Paket komplit sekali untuk menikmati waktu tenang. Karena masih pagi, keluargaku yang lain pada tidur semua. Beh, nikmatnya. Aku jadi ngayal jauh-jauh kalo misalkan aku hidup sendiri, di kamar sendiri, semuanya sendiri, nggak ada yang ganggu, itu nikmat banget sih.

Akhirnya aku mulai nulis semuanya. Tentang mimpi dan rencanaku untuk kedepannya, yang pastinya sangat detail dan panjang. Semua tulisan itu, akan aku tuang kembali di sini.

Bagian 3; Mau kuliah ke mana? 

Dari dulu, orangtuaku selalu mensodok aku dengan mimpi melanjutkan studi ke Madinah, atau intinya ke Timur Tengah. Karena memang untuk dari berbagai sisi, lebih aman dan lebih mudah untuk menjaga diri dan mempertahankan agama di tempat yang justru pusatnya peribadatan.

Dan aku yang memang hampir setiap saat selalu mendengar kata ‘Madinah’ dan ‘UIM(Universitas Islam Madinah)’ ya jelas aku terhipnotis. Seolah, ‘tujuan aku hanya ke UIM.’ Tapi setelah lewat beberapa waktu, aku mulai tersadar, “Apakah mimpiku sesaklek itu?” 

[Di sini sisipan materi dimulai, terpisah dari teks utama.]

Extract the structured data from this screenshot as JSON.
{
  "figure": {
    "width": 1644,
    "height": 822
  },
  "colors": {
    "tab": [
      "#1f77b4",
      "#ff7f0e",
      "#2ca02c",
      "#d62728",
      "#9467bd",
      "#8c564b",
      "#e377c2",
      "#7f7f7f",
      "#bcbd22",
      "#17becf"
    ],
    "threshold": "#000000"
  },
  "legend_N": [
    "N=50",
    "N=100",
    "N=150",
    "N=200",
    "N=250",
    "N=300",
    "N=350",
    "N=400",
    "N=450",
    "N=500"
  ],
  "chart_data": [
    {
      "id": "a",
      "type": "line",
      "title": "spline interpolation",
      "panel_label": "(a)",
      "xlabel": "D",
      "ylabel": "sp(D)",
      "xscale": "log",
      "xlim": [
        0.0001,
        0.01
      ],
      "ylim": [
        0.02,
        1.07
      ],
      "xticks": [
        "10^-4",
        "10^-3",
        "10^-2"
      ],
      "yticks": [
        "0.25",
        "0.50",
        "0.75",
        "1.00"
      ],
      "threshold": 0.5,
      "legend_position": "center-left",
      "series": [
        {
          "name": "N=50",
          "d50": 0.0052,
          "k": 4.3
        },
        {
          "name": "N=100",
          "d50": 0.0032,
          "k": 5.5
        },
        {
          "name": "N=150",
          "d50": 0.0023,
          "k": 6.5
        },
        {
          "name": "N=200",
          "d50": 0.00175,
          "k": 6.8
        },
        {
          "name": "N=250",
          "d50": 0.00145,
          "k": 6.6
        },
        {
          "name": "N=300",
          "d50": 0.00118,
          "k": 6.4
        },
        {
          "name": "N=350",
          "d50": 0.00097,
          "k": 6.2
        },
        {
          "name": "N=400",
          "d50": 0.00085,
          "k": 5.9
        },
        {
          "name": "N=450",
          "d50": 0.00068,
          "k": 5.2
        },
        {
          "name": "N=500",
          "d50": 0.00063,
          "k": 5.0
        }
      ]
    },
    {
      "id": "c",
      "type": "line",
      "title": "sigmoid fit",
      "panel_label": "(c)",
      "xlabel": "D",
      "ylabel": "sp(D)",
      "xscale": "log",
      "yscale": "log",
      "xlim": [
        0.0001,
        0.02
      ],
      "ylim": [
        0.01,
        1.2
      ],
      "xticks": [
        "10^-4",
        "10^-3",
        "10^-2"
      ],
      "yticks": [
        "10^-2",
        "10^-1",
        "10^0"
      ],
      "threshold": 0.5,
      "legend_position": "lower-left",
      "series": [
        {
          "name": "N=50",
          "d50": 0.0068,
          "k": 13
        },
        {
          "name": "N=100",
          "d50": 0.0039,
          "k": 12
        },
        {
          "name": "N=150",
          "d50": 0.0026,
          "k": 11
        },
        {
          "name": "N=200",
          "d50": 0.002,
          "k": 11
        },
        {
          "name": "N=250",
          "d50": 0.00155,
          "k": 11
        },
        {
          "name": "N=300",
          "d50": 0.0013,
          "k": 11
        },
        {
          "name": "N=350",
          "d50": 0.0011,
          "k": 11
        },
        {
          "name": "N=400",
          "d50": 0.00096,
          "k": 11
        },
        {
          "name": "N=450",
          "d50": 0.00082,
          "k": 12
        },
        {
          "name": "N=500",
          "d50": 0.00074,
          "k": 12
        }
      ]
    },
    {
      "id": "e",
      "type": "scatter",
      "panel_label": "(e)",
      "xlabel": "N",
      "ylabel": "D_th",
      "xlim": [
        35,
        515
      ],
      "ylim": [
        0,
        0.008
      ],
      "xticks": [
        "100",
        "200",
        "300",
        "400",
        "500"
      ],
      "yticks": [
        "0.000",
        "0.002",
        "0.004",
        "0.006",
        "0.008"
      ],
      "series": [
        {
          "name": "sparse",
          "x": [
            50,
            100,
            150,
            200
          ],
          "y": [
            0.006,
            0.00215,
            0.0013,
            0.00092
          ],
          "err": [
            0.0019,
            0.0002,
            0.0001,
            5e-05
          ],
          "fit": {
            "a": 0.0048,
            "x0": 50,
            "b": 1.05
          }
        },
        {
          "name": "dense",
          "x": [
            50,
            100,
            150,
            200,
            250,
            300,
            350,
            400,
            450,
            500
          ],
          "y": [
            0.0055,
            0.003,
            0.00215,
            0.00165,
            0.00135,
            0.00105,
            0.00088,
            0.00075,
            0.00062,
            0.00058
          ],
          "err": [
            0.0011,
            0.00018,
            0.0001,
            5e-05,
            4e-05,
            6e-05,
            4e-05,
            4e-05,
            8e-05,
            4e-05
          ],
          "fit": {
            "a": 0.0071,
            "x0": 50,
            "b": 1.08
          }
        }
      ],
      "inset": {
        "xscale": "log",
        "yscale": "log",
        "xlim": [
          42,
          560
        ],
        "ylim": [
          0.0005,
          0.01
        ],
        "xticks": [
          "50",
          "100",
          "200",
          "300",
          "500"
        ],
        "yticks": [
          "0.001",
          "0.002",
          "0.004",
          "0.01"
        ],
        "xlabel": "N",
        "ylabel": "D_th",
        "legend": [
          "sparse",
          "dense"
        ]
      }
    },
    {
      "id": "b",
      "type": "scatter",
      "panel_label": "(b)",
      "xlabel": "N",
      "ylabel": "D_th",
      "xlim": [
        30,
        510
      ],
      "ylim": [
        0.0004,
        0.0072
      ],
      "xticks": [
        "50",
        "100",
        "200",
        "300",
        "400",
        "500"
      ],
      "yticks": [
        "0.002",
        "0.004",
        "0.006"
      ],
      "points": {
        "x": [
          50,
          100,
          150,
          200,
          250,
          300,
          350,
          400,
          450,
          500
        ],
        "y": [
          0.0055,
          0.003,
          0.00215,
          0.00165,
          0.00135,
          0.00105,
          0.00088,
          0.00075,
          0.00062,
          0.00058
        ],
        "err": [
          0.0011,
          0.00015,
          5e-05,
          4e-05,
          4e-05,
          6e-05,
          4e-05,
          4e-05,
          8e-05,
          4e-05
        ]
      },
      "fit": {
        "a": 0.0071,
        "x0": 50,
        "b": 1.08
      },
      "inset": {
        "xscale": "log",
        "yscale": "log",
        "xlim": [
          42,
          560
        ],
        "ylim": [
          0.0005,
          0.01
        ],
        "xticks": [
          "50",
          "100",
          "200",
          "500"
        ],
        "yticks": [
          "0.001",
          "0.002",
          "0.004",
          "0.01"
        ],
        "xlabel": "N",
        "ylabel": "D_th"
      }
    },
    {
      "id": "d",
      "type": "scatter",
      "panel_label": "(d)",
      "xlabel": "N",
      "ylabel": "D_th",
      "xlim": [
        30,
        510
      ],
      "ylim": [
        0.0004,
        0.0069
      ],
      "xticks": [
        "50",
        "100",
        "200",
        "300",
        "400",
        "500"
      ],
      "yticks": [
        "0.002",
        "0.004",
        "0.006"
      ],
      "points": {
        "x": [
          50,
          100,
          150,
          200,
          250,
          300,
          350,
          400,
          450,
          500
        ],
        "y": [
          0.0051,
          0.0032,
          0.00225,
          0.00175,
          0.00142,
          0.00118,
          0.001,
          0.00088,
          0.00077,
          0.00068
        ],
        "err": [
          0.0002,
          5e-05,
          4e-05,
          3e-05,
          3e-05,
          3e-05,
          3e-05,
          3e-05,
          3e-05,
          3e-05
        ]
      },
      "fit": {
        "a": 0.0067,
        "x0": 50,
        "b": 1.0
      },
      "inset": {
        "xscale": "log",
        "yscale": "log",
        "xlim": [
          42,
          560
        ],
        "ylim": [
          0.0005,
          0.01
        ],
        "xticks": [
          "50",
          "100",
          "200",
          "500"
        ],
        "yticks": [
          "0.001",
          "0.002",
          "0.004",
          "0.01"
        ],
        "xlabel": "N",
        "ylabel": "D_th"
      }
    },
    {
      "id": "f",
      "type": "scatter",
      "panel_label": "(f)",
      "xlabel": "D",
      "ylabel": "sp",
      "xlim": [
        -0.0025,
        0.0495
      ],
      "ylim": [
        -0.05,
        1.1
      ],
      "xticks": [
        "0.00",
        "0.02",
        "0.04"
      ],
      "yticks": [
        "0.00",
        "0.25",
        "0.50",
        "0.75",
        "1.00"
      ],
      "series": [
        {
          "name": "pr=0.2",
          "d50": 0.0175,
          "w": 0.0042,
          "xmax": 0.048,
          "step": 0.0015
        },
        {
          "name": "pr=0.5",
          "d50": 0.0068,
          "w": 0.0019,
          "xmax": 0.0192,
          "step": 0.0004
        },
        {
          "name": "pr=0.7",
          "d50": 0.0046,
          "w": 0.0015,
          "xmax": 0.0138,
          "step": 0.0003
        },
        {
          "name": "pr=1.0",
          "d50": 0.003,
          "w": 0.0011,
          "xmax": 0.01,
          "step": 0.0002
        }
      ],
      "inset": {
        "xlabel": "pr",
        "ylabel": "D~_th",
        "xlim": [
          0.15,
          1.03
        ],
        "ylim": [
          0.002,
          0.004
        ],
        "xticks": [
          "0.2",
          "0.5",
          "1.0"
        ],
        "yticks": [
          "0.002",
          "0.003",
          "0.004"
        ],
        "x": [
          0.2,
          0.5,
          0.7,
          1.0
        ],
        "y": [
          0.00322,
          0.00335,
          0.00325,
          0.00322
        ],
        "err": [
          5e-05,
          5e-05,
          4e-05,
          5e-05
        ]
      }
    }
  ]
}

Kan Timur Tengah bukan satu-satunya tempat di mana aku bisa berkembang menjadi lebih baik lagi. Aku masih bisa ngincer univ lain yang mereka juga terbaik dan bagus, kan? Orangtuaku selama ini juga sebenernya nggak pernah memaksa 

“Oh, KaMu CuMa BoLeH kUlIaH ke UIM AjA yA. NgGaK BoLeH yAnG LaIn.”

Alhamdulillah orangtua aku nggak gitu. Cuma karena selama ini akunya yang terhipnotis dengan ribuan kata Madinah masuk ke telingaku,dan itu nggak cuma dari orangtua, tapi dari berbagai pihak lain, jadi aku kayak cuma bisa ngeliat satu titik itu aja.

Maka ketika aku sadar, aku langsung survey kesana-kemari untuk masalah univ dan jurusan apa yang tepat untuk aku? Untuk jurusan, aku sudah punya beberapa pilihan yang memang dari segi intinya, mereka sama; Sosial dan Komunikasi / Hubungan Antar Manusia. 

Jurusan yang pertama; Psikologi

Kenapa Psikologi? Apa yang aku cari dari jurusan ‘membaca pikiran’ ini? Karena, pertama, aku memang secara latar belakang dari kecil merupakan anak yang introvert. Kalau introvert kenapa? Otomatis aku lebih banyak nyimak, mendengarkan dan memperhatikan.

Dari mendengarkan dan mengobservasi ini, aku seringkali menyimpulkan sendiri, “Oh, dia orangnya gini, dia orangnya gitu, kalo ada ini, dia bisa marah (contoh), kalo dia ini, dia seneng.” Simpelnya gitu. Aku bisa teliti itu orang-orang sampe sejauh itu. 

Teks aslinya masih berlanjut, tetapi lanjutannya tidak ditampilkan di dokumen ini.